Traditional multi-objective optimization faces a critical challenge: 
the labeling problem. While identifying potential configurations is 
straightforward, evaluating their real-world performance is expensive 
and time-consuming. This creates a fundamental bottleneck in 
optimization workflows.

**The Case for Simplicity:** Research by Adams et al. demonstrates 
that humans systematically overlook subtractive changes, preferring 
to add complexity rather than remove it (4:1 ratio). This cognitive 
bias affects AI research, where teams often pursue elaborate 
reinforcement learning and active learning approaches without first 
testing simpler alternatives. One such team lost two years exploring 
complex acquisition functions that yielded minimal improvements over 
basic methods.

ezr embraces the "Less, but Better" philosophy, proving that 
sophisticated optimization results can emerge from remarkably simple 
algorithms. By focusing on elite sampling (maintaining √N best 
examples) and greedy search toward promising centroids, ezr 
eliminates the need for complex exploration/exploitation balancing, 
Parzen windows, or multi-generational evolutionary approaches.

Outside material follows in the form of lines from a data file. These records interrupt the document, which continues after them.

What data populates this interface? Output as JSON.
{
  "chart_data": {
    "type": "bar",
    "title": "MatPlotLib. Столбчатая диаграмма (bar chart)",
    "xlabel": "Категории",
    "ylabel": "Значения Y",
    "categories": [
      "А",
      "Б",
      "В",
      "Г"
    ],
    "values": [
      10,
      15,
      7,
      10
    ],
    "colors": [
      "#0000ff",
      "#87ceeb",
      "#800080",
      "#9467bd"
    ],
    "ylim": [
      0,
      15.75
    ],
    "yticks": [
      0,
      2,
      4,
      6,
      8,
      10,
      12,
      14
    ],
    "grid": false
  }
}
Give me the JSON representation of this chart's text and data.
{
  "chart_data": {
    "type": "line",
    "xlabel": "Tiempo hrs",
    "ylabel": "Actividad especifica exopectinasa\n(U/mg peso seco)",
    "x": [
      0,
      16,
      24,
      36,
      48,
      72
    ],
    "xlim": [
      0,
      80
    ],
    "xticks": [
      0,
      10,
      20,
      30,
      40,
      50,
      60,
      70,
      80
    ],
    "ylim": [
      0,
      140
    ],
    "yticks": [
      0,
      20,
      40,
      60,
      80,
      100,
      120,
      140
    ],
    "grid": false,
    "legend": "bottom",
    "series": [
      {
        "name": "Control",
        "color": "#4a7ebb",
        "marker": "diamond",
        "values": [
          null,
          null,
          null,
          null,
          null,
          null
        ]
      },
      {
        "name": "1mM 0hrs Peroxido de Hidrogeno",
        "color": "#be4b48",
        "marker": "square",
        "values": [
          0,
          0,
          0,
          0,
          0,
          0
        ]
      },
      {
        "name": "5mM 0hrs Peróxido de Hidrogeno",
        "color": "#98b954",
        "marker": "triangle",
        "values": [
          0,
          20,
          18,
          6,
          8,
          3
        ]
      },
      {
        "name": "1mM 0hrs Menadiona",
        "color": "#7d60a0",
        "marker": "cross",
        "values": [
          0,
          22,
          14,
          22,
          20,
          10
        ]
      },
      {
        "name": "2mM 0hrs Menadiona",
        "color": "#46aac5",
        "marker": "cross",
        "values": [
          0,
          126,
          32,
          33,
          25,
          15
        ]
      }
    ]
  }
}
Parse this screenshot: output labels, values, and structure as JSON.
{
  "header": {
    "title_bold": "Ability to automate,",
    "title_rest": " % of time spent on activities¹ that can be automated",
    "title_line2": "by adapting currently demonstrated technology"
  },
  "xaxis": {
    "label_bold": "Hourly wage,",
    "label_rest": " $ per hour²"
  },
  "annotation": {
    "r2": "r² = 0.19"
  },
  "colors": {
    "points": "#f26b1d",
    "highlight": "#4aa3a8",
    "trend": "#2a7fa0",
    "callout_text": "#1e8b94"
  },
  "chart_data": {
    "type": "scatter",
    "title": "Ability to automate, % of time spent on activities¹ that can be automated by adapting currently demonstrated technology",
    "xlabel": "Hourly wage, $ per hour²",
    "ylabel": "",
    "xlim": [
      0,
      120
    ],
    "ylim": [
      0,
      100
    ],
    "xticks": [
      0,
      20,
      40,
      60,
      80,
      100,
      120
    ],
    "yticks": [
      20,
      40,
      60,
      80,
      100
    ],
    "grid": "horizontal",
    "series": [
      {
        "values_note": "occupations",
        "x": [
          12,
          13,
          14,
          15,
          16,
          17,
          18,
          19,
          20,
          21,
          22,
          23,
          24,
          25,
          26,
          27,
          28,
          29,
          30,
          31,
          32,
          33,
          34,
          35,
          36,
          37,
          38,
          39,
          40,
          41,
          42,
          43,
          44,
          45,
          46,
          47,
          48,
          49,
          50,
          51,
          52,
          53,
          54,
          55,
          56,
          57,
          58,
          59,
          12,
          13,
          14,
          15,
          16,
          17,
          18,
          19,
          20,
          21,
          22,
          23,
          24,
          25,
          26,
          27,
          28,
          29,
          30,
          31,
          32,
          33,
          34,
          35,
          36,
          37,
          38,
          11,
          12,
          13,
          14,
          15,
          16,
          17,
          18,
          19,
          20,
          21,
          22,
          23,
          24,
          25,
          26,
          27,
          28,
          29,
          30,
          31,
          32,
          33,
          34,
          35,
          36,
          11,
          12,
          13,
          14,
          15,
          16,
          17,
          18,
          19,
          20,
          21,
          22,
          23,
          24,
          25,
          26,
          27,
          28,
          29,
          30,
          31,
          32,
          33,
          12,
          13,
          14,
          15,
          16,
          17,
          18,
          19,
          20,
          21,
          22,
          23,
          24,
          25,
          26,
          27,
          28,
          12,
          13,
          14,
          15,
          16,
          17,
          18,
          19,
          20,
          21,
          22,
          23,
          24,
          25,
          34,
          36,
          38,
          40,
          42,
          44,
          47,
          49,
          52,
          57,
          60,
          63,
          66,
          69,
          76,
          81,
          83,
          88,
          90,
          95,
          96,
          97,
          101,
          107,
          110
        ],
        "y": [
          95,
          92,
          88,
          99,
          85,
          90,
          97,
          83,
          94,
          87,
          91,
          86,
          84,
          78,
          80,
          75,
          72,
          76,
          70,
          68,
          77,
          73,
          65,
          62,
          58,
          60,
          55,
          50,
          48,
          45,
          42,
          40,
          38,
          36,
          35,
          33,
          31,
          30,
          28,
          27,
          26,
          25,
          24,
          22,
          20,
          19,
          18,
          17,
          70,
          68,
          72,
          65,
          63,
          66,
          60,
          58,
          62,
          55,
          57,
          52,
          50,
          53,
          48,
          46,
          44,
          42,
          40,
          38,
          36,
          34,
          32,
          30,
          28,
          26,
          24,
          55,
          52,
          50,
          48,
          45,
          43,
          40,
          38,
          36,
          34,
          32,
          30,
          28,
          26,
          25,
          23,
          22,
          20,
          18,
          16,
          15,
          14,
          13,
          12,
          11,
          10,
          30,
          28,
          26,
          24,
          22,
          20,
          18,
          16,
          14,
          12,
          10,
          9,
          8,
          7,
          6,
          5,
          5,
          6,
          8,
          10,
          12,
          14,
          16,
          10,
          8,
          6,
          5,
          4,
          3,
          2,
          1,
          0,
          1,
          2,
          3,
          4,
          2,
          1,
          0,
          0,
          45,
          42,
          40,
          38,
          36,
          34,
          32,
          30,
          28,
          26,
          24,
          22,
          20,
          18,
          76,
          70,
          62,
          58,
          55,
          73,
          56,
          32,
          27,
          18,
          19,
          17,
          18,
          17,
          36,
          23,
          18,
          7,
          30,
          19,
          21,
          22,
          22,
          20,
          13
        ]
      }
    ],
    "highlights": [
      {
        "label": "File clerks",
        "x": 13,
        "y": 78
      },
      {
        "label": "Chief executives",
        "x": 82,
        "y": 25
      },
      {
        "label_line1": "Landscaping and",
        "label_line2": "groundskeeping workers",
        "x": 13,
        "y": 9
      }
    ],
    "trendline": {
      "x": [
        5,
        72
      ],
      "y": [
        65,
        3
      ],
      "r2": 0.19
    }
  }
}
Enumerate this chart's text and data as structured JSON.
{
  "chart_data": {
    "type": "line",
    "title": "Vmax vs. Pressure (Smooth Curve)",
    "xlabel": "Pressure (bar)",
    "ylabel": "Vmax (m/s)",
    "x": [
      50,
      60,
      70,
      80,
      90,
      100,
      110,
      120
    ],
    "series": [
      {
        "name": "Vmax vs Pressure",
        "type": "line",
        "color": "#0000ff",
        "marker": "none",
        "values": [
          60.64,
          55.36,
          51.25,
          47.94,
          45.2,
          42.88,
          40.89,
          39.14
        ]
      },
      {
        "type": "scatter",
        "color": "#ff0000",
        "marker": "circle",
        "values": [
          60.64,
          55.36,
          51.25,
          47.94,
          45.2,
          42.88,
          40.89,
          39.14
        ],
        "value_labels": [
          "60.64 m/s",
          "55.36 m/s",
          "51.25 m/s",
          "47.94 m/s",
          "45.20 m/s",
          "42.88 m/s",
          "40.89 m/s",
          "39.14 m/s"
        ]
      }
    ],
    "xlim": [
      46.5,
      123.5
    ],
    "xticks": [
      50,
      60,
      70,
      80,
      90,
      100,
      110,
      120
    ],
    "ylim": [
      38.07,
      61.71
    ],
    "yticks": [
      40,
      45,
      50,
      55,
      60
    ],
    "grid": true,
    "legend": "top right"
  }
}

**Data Efficiency:** Historical logs are error-prone, expert labeling 
is slow and expensive, and automated labeling can be misleading. ezr's 
minimal labeling approach makes expert evaluation feasible - 25 
carefully chosen evaluations can achieve 74% of optimal performance, 
making human-in-the-loop optimization practical even for busy domain 
experts.

The tool generates hierarchical rules that partition solution spaces 
based on performance characteristics, showing both coverage (#rows) 
and expected improvement (win %) for each decision branch. This makes 
optimization results interpretable and actionable for stakeholders.

## Coding Notes

ezr consists of just ~400 lines of Python (no pandas or sklearn) 
organized into three main files:

### ezr.py (Core Algorithm)  
Elite greedy search implementation with incremental updates. Maintains 
separate "best" and "rest" populations using √N elite sampling rule. 
Implements two acquisition functions:

- **nearer**: Greedy distance-based selection - finds unlabeled rows 
  closer to "best" centroid than "rest" centroid
- **likelier**: Adaptive acquisition with multiple modes (xploit, 
  xplor, bore, adapt) using Bayesian likelihood scoring between 
  best vs rest populations

Uses Welford's method for incremental statistics and distance-to-heaven 
scoring for multi-objective ranking. Tree building generates 
interpretable rules via recursive partitioning with minimal leaf sizes.
Contains data structures (Sym/Num columns) and CSV parser. The main 
`likely()` function orchestrates the A,B,C pattern.

### ezrtest.py
Unit tests and example functions demonstrating ezr's capabilities. 
Includes test cases for data loading, distance calculations, tree 
building, and optimization workflows. Examples can be run directly 
from command line using the eg_* function pattern.

### stats.py
Statistical utilities for comparing treatments and ranking results. 
Implements significance testing, effect size calculations, and 
ranking algorithms used in the experimental evaluation framework.
Handles the statistical analysis needed for comparing different
acquisition functions and optimization approaches.

**Key Design Principle**: Incremental updates throughout - statistics, 
populations, and centroids are maintained incrementally rather than 
recomputed, enabling sub-second runtimes even on large datasets.